The CLOCKSS Archive has announced the participation of Museum Victoria and the Society for Longitudinal and Life Course Studies. CLOCKSS will preserve their collections in its geographically and geopolitically distributed network of redundant archive nodes, located at 12 major research libraries around the world. This action provides for content to be freely available to everyone after a "trigger event" and ensures an author's work will be maximally accessible and useful over time.
The museum produces two online scientific journals - Memoirs of Museum Victoria and Museum Victoria Science Reports. Both of these titles will be archived by CLOCKSS.
Museum Victoria claims to be the largest museum organisation in Australia, and holds a collection in excess of 17 million objects. Museum Victoria operates three major museums in Melbourne – Melbourne Museum, Scienceworks, and the Immigration Museum.

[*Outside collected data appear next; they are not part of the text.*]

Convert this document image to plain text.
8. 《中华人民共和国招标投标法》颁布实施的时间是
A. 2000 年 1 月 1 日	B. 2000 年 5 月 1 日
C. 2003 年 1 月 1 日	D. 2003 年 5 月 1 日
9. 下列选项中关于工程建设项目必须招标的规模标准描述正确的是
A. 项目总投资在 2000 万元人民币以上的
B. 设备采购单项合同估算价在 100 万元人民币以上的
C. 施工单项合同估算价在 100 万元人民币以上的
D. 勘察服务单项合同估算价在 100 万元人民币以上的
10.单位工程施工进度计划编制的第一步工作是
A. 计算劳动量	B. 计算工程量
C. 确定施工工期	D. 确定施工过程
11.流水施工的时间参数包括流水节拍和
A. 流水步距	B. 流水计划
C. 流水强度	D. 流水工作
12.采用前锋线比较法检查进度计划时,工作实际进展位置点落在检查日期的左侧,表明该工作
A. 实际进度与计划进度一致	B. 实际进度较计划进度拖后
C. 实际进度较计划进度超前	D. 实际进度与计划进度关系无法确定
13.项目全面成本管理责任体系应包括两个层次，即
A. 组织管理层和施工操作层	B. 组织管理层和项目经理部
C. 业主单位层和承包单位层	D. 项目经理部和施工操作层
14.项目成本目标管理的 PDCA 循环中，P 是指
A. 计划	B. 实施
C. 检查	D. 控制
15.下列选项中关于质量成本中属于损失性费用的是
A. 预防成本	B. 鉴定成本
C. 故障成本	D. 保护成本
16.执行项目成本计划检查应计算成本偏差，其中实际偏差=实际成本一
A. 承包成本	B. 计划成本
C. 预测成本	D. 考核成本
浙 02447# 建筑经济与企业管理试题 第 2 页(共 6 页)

In a related announcement, The CLOCKSS Archive has partnered with the Society for Longitudinal and Life Course Studies to preserve their ejournal, Longitudinal and Life Course Studies (LLCS) in CLOCKSS's geographically and geopolitically distributed network of archive nodes. The Society for Longitudinal and Life Course Studies is an international learned society with a multi-disciplinary membership, bringing together developmental scientists who have a shared interest in longitudinal and life course research. SLLS was established in 2009 and has over 400 members worldwide.